On the set $\mathcal{A}_{M}=\{u\in C(\bar{A})\cap C^1(A):u=0 \text{ on } |x| \text{ and } u=M \text{ on } |x|=1\}$ consider the area functional: \begin{equation*} F:\mathcal{A}_{M}\to[0,\infty] \end{equation*} \begin{equation*} F(u)=\int_A\sqrt{1+|\nabla u(x)|^{2}} \, dx \end{equation*}
I have to prove the following statement:
3) There exists $M_0$ such that for $M>M_0$ the minimum problem has no solution in the class $\mathcal{A}_M$
Solution: I've computed the Euler Lagrange equation in the strong form for the functional: \begin{equation*} F(\phi)= 2\pi\int_1^2 \sqrt{1+\phi'(r)}rdr \end{equation*} Obtained from the previous one using the fact that $u$ is radial and computing a change of variables with polar coordinates.
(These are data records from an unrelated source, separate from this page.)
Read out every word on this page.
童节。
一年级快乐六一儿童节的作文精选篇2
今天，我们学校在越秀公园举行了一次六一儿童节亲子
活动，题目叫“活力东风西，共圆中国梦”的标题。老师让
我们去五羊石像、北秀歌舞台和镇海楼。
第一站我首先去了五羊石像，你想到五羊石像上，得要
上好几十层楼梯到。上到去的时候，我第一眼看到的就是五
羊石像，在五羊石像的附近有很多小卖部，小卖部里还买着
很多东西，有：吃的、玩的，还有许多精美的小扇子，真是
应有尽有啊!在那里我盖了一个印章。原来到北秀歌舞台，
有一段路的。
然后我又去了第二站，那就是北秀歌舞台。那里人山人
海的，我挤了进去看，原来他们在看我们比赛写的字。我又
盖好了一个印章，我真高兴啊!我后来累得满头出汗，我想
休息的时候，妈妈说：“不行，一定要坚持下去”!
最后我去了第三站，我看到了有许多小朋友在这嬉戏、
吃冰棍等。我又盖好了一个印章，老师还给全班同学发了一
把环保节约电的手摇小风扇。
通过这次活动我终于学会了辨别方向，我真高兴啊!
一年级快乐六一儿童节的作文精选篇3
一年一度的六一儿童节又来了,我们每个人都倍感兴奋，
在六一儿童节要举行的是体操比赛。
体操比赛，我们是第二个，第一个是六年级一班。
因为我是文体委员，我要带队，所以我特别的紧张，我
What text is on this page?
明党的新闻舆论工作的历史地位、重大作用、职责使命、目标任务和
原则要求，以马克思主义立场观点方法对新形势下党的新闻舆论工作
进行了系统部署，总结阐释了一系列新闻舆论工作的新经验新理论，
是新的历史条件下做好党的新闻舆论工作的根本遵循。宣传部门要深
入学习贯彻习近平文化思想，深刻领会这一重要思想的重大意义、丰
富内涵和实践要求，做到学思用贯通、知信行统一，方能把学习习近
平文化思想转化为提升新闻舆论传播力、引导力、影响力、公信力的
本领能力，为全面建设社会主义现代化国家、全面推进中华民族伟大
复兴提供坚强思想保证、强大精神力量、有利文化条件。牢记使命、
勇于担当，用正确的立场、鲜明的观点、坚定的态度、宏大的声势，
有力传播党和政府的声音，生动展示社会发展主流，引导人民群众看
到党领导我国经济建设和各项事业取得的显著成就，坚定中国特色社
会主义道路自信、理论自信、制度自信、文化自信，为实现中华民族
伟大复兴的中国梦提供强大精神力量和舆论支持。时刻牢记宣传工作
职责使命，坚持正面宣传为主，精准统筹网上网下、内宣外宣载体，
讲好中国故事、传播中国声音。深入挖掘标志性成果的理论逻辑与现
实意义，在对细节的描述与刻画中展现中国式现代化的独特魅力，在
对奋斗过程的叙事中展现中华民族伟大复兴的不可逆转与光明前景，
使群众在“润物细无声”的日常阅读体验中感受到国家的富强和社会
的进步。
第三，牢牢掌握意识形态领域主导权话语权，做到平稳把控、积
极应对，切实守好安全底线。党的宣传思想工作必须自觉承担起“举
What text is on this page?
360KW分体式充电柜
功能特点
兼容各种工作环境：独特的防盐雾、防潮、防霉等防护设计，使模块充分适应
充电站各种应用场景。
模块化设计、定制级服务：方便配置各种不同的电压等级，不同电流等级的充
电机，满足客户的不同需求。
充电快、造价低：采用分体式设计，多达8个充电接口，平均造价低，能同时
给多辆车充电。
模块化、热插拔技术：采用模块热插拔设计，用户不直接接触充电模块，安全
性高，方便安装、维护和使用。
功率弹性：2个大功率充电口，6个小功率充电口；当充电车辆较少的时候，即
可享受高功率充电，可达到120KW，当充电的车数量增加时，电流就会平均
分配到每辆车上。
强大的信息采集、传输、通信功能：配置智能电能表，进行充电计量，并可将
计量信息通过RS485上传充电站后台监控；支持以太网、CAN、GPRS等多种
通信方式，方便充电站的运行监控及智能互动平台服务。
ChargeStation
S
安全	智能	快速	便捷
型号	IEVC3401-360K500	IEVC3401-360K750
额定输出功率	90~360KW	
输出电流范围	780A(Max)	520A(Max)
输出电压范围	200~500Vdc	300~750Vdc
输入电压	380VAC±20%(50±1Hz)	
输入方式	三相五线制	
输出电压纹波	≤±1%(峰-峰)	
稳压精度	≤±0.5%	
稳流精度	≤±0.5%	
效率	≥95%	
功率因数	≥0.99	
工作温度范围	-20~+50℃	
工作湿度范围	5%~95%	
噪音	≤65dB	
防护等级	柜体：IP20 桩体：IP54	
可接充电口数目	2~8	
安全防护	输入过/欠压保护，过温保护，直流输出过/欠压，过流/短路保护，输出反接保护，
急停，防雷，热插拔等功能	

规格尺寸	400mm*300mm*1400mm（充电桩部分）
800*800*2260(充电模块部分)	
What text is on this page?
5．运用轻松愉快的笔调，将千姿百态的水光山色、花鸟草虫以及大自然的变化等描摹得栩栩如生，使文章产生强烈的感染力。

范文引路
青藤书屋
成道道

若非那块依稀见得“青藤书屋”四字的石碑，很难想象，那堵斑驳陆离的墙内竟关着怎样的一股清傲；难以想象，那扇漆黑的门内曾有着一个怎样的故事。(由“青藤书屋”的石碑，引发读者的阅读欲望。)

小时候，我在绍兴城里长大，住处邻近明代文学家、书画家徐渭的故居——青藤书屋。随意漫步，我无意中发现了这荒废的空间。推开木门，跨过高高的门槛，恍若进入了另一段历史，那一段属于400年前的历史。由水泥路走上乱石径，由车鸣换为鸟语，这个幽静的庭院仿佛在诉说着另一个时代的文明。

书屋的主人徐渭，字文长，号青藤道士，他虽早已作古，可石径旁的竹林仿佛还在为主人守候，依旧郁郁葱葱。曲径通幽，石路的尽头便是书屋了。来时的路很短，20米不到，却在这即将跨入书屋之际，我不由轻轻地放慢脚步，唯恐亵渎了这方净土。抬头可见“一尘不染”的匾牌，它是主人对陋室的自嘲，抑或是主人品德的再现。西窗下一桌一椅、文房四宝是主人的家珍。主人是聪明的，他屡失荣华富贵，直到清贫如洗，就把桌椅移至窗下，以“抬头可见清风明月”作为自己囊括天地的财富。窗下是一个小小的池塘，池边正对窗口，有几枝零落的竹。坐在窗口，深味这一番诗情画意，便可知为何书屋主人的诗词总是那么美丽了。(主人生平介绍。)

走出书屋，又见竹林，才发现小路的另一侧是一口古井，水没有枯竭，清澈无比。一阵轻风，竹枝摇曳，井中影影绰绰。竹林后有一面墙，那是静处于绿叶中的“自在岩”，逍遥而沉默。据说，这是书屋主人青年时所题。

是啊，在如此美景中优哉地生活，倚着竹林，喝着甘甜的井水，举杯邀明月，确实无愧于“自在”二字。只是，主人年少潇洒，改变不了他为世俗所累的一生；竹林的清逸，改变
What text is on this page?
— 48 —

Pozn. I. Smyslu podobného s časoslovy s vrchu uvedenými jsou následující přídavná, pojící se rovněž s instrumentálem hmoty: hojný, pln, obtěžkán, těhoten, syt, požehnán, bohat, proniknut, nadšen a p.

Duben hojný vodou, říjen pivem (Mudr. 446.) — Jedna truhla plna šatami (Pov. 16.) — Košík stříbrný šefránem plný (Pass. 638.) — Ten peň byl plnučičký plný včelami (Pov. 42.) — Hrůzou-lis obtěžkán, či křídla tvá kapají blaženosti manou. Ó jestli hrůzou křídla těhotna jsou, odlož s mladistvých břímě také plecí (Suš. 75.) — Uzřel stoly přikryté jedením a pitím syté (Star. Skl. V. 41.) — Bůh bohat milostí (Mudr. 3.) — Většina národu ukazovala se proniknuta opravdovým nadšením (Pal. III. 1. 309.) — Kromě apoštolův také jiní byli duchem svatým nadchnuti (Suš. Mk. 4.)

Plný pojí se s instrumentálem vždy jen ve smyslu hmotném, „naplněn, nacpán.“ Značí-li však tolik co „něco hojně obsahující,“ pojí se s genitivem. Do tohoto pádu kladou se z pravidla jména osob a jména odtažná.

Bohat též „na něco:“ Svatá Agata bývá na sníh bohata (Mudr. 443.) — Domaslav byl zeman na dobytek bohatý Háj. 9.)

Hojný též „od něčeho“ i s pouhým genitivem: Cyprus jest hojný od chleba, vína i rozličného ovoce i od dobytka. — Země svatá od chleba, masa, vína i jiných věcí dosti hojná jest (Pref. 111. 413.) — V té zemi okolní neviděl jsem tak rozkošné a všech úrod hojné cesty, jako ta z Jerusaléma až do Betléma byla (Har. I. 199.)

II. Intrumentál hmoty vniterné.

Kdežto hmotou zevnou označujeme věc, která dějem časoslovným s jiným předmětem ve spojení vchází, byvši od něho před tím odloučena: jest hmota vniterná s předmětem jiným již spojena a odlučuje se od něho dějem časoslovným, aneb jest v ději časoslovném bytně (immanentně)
The explicit solution of the strong form of the Euler Lagrange equation is:
\begin{equation*} \phi(r)=\phi(1)-\int_1^r \dfrac{C}{\sqrt{t^2-C^2}}=M-\log\bigg({\dfrac{x+\sqrt{x^2-C^2}}{1+\sqrt{1-C^2}}}\bigg) \end{equation*}
$C$ is a real constant.
Can someone help me to find an appropriate concusion of this proof?